Oh, I want end-to-end doubling too, my point just was that it wouldn't make any real sense to do HiZ/Rasterization/Compression in SW just to be able to increase the peak throughput. I'd rather 'just' have that fixed-function hardware be able of, I don't know, 4 triangles/clock on an ultra-high-end chip. Yes, it's hard to make it work, but as I said you just can't get away from that complexity in the long run.

However, I do agree that there are much worse first steps than what you just proposed there!

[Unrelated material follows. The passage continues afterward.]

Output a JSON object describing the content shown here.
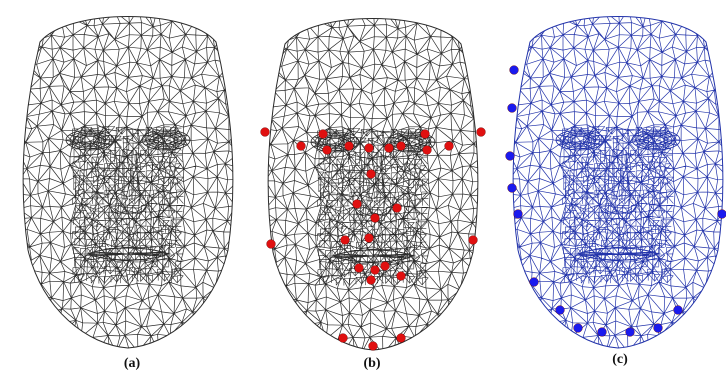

The point isn't that triangle setup should be able to go as fast as the shader core would let it; the point is that triangle setup should be able to go faster than it does today, and once you've got the necessary complex infrastructure to parallelize it, it seems rather absurd to just implement four times as many fixed-function triangle setup units. It would seem much more sensible to just offload it by then...

As for texture filtering, I'm not sure. My theory here is that you're just picking on everything Larrabee does in software in order to later claim I said Larrabee would be a disaster! You seem to forget you can employ a similar rick to MMX: full-speed INT32, double-speed INT16, quadruple-speed INT8. Yes, it does require you to have 32x32 multipliers instead of 27x27 multipliers, but it seems like RV770 is handling that horrible inefficiency just fine! *grins* I am more worried about the dataflow, but if Larrabee's engineers can't even get that critical part of the design right, then they really are hopeless.

Realistically though, one problem with this theory is that you can't filter a INT8 texture with INT8 hardware; that's just not legal, you need a lot more precision than that in the DX10/DX11 spec. I still think double-speed INT16 would be worth the trouble though...